The Multi-colored Soul

Every day as they say is a new day. Every night that’s gone is bygone and every hour between this day and this night should be cherished to the fullest. But why do the souls transform with such days turning into nights? I mean how can one modify their inner self that often?? If last night was the greatest of all, how is that supposed to be forgotten the very next morning? I mean come on now, we were asleep!not dead.!!! Why are we taught and expected to bring such humongous changes in us that are humanly just not possible??? Do they really expect our souls to be extinct for those couple of hours (i.e. from the perfect nigh to the morning that followed it)?? Is the pressure of expectations so ponderous that even our souls can’t take it because according to me, souls are the most innocent and the strongest part of any human being. They are the ones who are at the minimal contact with the outside world and yet they control us! So this means that they are like new borns but they are supposed to change with every situation that comes along their way (since they are strong at the same time) that is obviously going to last for days or hours or minutes or even less than that for crying out loud!!! CONCLUSION: NEW BORNS WITH EXPECTATIONS!!! Are we loathing our lives on such a gentle system that has to keep converting into a brand new mechanism every now and then????? IMAGINE!!!!! This is the reason why one just can’t ever be constant. I understand that changes are important in life to scoop out the monotony but is it necessary that we keep changing with it too?? Why do we have to torture our souls to go through all the drama that happens 24 hours a day??? Why is it that we have made our souls so habitual to it that it seems impossible to find a way out of it ????????

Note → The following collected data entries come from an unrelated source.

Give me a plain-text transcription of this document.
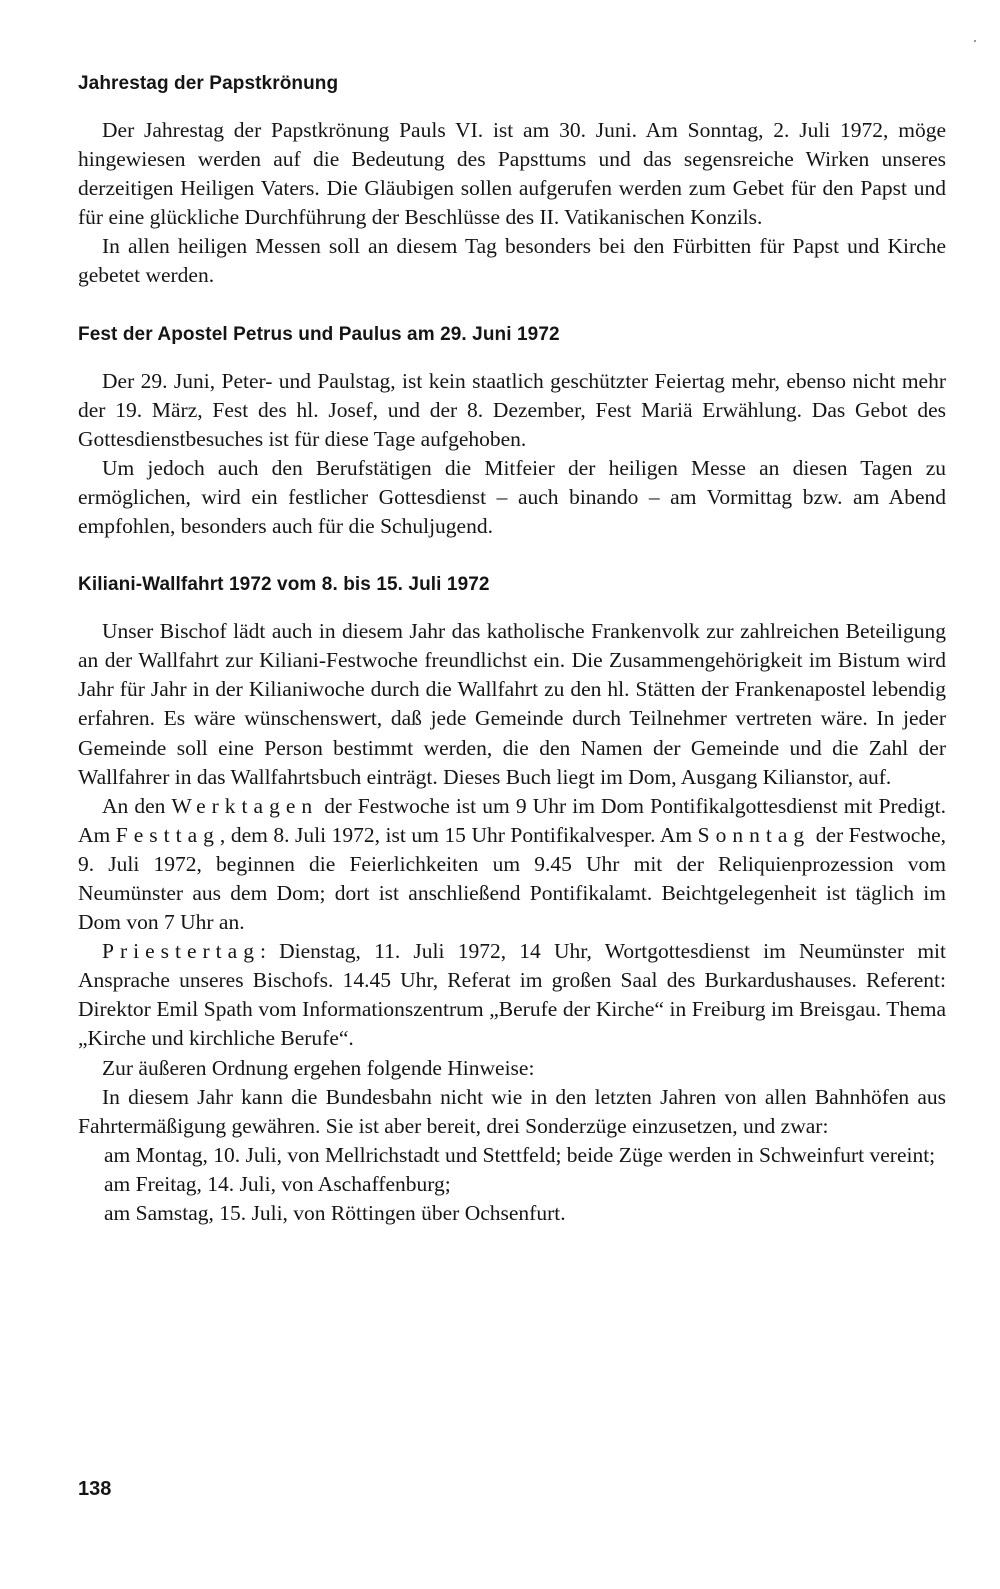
Jahrestag der Papstkrönung

Der Jahrestag der Papstkrönung Pauls VI. ist am 30. Juni. Am Sonntag, 2. Juli 1972, möge hingewiesen werden auf die Bedeutung des Papsttums und das segensreiche Wirken unseres derzeitigen Heiligen Vaters. Die Gläubigen sollen aufgerufen werden zum Gebet für den Papst und für eine glückliche Durchführung der Beschlüsse des II. Vatikanischen Konzils.

In allen heiligen Messen soll an diesem Tag besonders bei den Fürbitten für Papst und Kirche gebetet werden.

Fest der Apostel Petrus und Paulus am 29. Juni 1972

Der 29. Juni, Peter- und Paulstag, ist kein staatlich geschützter Feiertag mehr, ebenso nicht mehr der 19. März, Fest des hl. Josef, und der 8. Dezember, Fest Mariä Erwählung. Das Gebot des Gottesdienstbesuches ist für diese Tage aufgehoben.

Um jedoch auch den Berufstätigen die Mitfeier der heiligen Messe an diesen Tagen zu ermöglichen, wird ein festlicher Gottesdienst – auch binando – am Vormittag bzw. am Abend empfohlen, besonders auch für die Schuljugend.

Kiliani-Wallfahrt 1972 vom 8. bis 15. Juli 1972

Unser Bischof lädt auch in diesem Jahr das katholische Frankenvolk zur zahlreichen Beteiligung an der Wallfahrt zur Kiliani-Festwoche freundlichst ein. Die Zusammengehörigkeit im Bistum wird Jahr für Jahr in der Kilianiwoche durch die Wallfahrt zu den hl. Stätten der Frankenapostel lebendig erfahren. Es wäre wünschenswert, daß jede Gemeinde durch Teilnehmer vertreten wäre. In jeder Gemeinde soll eine Person bestimmt werden, die den Namen der Gemeinde und die Zahl der Wallfahrer in das Wallfahrtsbuch einträgt. Dieses Buch liegt im Dom, Ausgang Kilianstor, auf.

An den Werktagen der Festwoche ist um 9 Uhr im Dom Pontifikalgottesdienst mit Predigt. Am Festtag, dem 8. Juli 1972, ist um 15 Uhr Pontifikalvesper. Am Sonntag der Festwoche, 9. Juli 1972, beginnen die Feierlichkeiten um 9.45 Uhr mit der Reliquienprozession vom Neumünster aus dem Dom; dort ist anschließend Pontifikalamt. Beichtgelegenheit ist täglich im Dom von 7 Uhr an.

Priestertag: Dienstag, 11. Juli 1972, 14 Uhr, Wortgottesdienst im Neumünster mit Ansprache unseres Bischofs. 14.45 Uhr, Referat im großen Saal des Burkardushauses. Referent: Direktor Emil Spath vom Informationszentrum „Berufe der Kirche“ in Freiburg im Breisgau. Thema „Kirche und kirchliche Berufe“.

Zur äußeren Ordnung ergehen folgende Hinweise:

In diesem Jahr kann die Bundesbahn nicht wie in den letzten Jahren von allen Bahnhöfen aus Fahrtermäßigung gewähren. Sie ist aber bereit, drei Sonderzüge einzusetzen, und zwar:

am Montag, 10. Juli, von Mellrichstadt und Stettfeld; beide Züge werden in Schweinfurt vereint;

am Freitag, 14. Juli, von Aschaffenburg;

am Samstag, 15. Juli, von Röttingen über Ochsenfurt.

138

I myself out here am a victim of it. I think every one of us at the same time across the world have only one thing in common and its the thinking of the fact that “we like to do things that make us happy.” Then why ? why and when does a simple sentence like this gets to be so hard? Have we accepted the fact that we always have to go through a rough patch in order to be happy?? Because happiness can’t be achieved until one is the saddest? What makes our souls in a dreadful/clumsy/annoying day to cheer up in one go ??? Who brings in these change of colors! I mean has this ever happened to you that this one second you were feeling like you are at a REHAB and the very next second its like boom! DISNEYLAND!!!! Who brings this change from off to on in our soul-arr-system??? Or sometime during the day you are this shit scared , locked in a dark room of your brain and you see this light from outside the window and faith in life is regained within a millisecond???? Or sometimes you want to cry so hard , its like you wanna die but then you get the best reason in front of you that makes you feel like you are going to die laughing???? That reason from me is about 7,291 miles apart ! The reason to my Disneyland, to my laughter, to my happy colors, to my happy soul. He is out there thriving for a second of “our happiness” to be accomplished. For our souls to have just the right color of love. But how can i express as to how hard is it to hold on to myself in the world where the only way to live is to let your soul live under the million shades of grey of expectations of judgements and no peace whatsoever. Its like my soul is inhaling all the colors of pollution and my environment friendly soul is scratching them all out . He is like my 911 number to save my soul when it gets on fire. I wish the collision of our souls in no time….. my soul master!

Come back now. With all the colors of love and fill my soul up with with the perfect red on my forehead!!!